Ревность еще больше усилила мою усталость. Однако усталость не покинула меня и после того, как я прогнал от себя это чувство, вспомнив, как легко все начиналось, о поездках по выходным и о покупке мебели, о целомудрии наших совместных ночевок и о том, как к нам пришла нежность и страсть, о Барбаре, промокшей под дождем и стоявшей перед моей дверью, и о том, как она сидела в кресле, одетая в мои джинсы и свитер, и держала в руках чашку горячего шоколада. Мне даже показалось, что эту усталость вызывают как раз мои воспоминания о прошлом счастье. Это меня напугало, и я начал извлекать из памяти то одно, то другое счастливое событие прошлого: дедушка, встречающий меня на вокзале, Лючия, которая обхватила мою голову и целует меня в губы, мои размышления о справедливости в первые годы работы над докторской, калифорнийский рай, мои успехи в издательстве, Барбара, сидящая на постели и снимающая с себя ночную рубашку, недели, проведенные с Максом, поездка с матерью в Тессин, прощальная вечеринка в Восточном Берлине. То, что эти воспоминания порождали во мне грусть, потому что прошлого было не вернуть, пробуждали во мне печаль, потому что свидетельствовали только о прекрасной стороне отдельных этапов моей жизни, в которых существовала еще и отвратительная сторона, было делом обычным. Так всегда бывает со счастливыми воспоминаниями. Ненормально было то, что воспоминания порождали во мне не только печаль и грусть, но и усталость. Усталость глубокую, глухую, черную.

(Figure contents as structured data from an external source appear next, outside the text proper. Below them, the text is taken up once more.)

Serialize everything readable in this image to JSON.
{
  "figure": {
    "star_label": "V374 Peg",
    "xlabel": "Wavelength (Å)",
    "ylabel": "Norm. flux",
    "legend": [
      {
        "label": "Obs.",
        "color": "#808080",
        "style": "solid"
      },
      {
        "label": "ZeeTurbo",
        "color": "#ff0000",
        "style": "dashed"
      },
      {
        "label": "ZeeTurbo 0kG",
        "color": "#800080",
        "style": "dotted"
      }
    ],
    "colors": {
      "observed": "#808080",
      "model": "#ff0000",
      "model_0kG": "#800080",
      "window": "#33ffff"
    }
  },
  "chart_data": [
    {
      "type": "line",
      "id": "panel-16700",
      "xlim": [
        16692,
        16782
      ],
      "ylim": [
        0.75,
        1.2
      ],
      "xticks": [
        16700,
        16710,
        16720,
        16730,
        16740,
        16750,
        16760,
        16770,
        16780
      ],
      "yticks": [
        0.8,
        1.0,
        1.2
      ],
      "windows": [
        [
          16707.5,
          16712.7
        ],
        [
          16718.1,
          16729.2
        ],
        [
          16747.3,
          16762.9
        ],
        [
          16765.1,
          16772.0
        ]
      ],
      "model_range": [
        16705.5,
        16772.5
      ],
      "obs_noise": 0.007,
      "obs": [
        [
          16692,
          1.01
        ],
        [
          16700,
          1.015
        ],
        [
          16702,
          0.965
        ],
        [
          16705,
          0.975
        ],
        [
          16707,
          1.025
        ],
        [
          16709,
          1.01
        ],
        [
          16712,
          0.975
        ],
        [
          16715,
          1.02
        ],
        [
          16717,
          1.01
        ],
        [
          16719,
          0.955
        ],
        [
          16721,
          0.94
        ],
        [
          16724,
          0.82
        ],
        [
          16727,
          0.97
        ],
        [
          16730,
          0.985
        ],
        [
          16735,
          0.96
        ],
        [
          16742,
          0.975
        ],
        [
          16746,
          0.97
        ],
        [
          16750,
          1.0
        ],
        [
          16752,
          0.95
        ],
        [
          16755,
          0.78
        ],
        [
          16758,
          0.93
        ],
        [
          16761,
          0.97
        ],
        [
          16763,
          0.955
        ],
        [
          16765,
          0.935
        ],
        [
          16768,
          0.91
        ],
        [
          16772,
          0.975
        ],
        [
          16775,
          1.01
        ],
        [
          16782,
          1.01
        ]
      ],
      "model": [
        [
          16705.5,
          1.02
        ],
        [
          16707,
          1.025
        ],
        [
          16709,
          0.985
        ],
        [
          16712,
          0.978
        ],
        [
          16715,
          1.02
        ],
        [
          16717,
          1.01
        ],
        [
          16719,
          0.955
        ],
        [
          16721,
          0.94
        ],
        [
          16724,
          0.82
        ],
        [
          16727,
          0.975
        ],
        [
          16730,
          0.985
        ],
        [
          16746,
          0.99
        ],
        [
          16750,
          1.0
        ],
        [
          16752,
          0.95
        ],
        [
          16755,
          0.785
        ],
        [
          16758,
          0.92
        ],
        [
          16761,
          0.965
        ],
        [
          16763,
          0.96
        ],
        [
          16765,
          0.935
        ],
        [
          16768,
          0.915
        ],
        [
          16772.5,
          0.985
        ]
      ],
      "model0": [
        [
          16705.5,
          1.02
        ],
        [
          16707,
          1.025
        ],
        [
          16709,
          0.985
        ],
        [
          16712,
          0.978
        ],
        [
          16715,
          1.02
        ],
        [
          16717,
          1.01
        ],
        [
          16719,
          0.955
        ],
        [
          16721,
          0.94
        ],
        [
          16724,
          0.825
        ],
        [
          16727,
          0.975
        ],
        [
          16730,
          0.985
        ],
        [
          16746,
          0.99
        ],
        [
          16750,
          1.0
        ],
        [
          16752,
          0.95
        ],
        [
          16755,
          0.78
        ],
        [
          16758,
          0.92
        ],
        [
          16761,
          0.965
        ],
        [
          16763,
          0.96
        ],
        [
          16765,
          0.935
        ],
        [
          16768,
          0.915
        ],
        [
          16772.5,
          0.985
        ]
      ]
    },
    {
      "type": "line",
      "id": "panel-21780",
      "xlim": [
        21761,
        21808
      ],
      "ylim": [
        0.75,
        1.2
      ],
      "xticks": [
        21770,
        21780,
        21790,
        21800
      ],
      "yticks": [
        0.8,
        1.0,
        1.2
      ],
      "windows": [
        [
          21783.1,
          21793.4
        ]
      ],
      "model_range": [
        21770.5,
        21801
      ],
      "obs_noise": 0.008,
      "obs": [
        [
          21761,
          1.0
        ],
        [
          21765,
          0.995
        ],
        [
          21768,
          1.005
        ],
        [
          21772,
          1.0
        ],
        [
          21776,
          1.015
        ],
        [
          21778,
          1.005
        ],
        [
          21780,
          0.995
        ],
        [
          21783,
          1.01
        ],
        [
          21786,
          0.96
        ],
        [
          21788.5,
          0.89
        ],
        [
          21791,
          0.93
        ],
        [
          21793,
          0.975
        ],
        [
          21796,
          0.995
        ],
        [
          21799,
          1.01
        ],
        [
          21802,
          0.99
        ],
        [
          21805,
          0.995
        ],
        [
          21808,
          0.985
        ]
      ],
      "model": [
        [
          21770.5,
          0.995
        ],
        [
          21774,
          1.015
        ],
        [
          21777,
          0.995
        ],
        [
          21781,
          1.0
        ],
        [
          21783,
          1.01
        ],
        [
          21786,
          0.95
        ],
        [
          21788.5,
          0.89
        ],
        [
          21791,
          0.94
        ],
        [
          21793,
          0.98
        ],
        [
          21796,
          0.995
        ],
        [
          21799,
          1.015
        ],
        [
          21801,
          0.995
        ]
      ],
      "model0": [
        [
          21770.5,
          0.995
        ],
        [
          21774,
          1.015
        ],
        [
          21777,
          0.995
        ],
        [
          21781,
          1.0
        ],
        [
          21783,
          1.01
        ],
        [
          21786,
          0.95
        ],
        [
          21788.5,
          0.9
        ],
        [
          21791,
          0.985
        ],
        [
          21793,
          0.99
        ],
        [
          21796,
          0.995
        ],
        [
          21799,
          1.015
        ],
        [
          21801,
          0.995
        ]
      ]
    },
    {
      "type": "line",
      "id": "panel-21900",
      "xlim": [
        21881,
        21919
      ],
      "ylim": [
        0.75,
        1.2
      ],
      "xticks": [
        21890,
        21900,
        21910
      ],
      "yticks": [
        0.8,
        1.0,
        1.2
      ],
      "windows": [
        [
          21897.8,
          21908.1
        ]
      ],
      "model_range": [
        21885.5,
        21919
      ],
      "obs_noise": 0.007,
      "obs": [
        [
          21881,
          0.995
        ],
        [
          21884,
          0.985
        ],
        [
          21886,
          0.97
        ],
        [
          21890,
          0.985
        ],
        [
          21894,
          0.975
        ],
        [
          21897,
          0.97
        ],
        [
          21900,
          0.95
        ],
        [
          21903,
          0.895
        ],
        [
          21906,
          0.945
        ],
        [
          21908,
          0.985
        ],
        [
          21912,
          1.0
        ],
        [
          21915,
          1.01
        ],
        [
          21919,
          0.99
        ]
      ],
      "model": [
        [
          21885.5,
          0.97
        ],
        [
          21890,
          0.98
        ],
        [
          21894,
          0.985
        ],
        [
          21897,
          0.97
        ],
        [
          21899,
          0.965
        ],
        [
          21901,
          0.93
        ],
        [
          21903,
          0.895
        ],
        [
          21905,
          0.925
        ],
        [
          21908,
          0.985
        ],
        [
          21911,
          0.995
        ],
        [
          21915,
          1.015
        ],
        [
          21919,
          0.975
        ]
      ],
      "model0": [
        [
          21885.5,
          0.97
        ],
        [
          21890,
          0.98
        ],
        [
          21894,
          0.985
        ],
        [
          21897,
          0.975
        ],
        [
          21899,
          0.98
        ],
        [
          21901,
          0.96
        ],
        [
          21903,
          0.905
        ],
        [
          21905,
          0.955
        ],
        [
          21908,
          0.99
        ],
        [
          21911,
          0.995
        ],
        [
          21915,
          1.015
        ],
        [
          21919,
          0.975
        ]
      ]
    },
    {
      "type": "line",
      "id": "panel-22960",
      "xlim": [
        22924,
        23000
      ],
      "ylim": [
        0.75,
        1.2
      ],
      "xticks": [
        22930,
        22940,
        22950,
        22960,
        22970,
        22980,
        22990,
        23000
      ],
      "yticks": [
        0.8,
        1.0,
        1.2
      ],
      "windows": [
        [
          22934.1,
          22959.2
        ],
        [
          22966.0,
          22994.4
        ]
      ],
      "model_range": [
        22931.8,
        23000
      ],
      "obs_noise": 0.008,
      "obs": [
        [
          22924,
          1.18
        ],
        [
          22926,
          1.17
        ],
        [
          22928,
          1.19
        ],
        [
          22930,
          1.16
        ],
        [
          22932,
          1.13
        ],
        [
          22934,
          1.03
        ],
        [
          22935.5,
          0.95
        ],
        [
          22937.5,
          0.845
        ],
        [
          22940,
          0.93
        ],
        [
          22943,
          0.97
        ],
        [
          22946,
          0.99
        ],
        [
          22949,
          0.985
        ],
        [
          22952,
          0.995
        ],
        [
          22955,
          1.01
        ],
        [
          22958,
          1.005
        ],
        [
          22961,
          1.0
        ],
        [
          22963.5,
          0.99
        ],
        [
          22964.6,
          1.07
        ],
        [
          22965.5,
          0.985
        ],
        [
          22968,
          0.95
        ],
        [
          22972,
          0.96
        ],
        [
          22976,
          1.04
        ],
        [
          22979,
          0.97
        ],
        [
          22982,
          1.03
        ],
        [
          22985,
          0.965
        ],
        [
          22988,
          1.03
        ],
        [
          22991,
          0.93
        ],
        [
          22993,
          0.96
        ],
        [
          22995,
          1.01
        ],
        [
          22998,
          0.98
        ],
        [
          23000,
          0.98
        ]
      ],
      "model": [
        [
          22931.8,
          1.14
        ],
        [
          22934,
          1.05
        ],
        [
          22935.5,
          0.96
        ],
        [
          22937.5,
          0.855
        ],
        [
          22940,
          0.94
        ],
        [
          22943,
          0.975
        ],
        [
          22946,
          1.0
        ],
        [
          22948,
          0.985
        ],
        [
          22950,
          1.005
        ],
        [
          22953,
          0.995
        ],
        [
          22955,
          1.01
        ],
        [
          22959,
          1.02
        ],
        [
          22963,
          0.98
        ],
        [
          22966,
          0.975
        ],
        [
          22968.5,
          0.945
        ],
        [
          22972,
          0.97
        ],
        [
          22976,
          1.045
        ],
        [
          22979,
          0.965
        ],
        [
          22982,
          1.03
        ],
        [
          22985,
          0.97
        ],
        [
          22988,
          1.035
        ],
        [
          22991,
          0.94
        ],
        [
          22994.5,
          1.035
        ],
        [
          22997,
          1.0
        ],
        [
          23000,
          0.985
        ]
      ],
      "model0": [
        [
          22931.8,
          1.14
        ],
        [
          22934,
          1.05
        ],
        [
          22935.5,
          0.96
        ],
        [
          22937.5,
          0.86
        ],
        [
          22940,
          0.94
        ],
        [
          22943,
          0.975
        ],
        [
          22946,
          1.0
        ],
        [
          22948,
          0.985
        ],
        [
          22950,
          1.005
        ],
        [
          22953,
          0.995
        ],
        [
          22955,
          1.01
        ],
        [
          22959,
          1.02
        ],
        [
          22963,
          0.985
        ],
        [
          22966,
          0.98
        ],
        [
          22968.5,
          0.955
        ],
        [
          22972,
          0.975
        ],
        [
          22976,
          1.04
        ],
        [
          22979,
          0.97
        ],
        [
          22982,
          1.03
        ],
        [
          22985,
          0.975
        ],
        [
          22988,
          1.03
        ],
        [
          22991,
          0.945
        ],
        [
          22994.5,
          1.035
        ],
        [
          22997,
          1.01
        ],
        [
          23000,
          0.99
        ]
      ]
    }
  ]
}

Напряжение последних месяцев, тоскливая работа в издательстве, проигранная борьба за Барбару — не это вызвало во мне столь неожиданную усталость. Хотя бы потому, что я ведь вовсе и не боролся за Барбару. Я забился в щель, униженный и оскорбленный. Со скукой работы в издательстве я смирился, даже не пытаясь придать этой работе иную, новую, лучшую форму. Да и в университете в последние месяцы я не слишком-то напрягался. Я сохранял дистанцию, с этой дистанции наблюдал за другими и за их проблемами, о своих же проблемах никому не говорил, а потом расставался со всеми, прежде чем могла возникнуть неприятная и тяжелая ситуация. Я ничего не делал с полной самоотдачей, так от чего тут было напрягаться? Стюардесса принесла мне две бутылочки вина, я налил в стакан остатки вина из второй бутылочки. То, что я не вложил всю душу в отношения с Лючией, я не воспринимал как неудачу; я был слишком юн для этого. У дедушки и бабушки я оставался Парсифалем, [26] хотя в один прекрасный день стал уже достаточно зрелым для того, чтобы выспросить их и потребовать объяснений. Работая над докторской диссертацией, я был слишком влюблен в красивую игру мыслей, чтобы втиснуть их в рамки логической системы. Я бы мог занять более прочное положение в калифорнийском раю и в жизни Макса, а что касается моей мамы, то в этом случае я давно оставил всякие попытки сближения и очень рано от нее отделился. Я не поступил с ней несправедливо; она вела себя не намного лучше. Однако плохо я сделал именно себе.